I half-heartedly went on a first date with a guy I barely knew a few days after a breakup. It lasted five hours, during all of which my brain was screaming at me to get away from this stranger. I forced myself to laugh at the jokes I didn’t find funny, smile through the awkward pick-up lines, and ask the "right" questions even though I didn’t care about the answers.  When I finally walked into my room at nine o’clock that night, I closed the door, climbed into bed, and sobbed myself to sleep, fully clothed. I had no capacity for first-date conversation – I had pushed myself past my limits and paid the price for it. I went home the next day and slept until late in the afternoon. My emotional budget was at an all-time low, lower than it had been in many years. 

There is no easy how-to, step-by-step process for emotional budgeting. It helps us survive intense emotional pain, but at what cost? If I have a good day, does that mean I'm done budgeting? When I'm emotionally exhausted and allowing myself space to be alone, am I sinking into depression or pulling myself out of it? What does shaking off sadness look like? 

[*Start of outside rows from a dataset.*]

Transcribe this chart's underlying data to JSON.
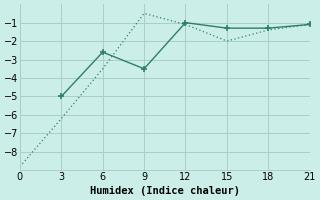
{
  "line_dot_x": [
    0,
    3,
    6,
    9,
    12,
    15,
    18,
    21
  ],
  "line_dot_y": [
    -8.8,
    -6.2,
    -3.5,
    -0.5,
    -1.1,
    -2.0,
    -1.4,
    -1.1
  ],
  "line_solid_x": [
    3,
    6,
    9,
    12,
    15,
    18,
    21
  ],
  "line_solid_y": [
    -5.0,
    -2.6,
    -3.5,
    -1.0,
    -1.3,
    -1.3,
    -1.1
  ],
  "color": "#2d7d6d",
  "bg_color": "#cceee8",
  "grid_color": "#aacccc",
  "xlabel": "Humidex (Indice chaleur)",
  "xlim": [
    0,
    21
  ],
  "ylim": [
    -9,
    0
  ],
  "xticks": [
    0,
    3,
    6,
    9,
    12,
    15,
    18,
    21
  ],
  "yticks": [
    -8,
    -7,
    -6,
    -5,
    -4,
    -3,
    -2,
    -1
  ],
  "xlabel_fontsize": 7.5,
  "tick_fontsize": 7
}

These are the questions that I'm trying to answer. I have no idea how to climb out of deep shame and back into the light. Maybe as I keep writing, I’ll put together some ideas that I find helpful for letting connectedness and vulnerability back into the driver’s seat.

However, I’m still on the journey myself – in no way am I at the end destination. I’m struggling - the road ahead is shrouded in fog and I am driving down it very, very cautiously. In a sense, that’s what this project is about for me; documenting the pain, the process, and the progress as I heal. I’m excited to see where it takes me. Thank you for joining me.


Kross, E., Berman, M.G., Mischel, M., Smith, E.E., & Wager, T.D. (2011). Social rejection shares somatosensory representations with physical pain. Proceedings of the National Academy of Sciences, 108(15), 6270-6275.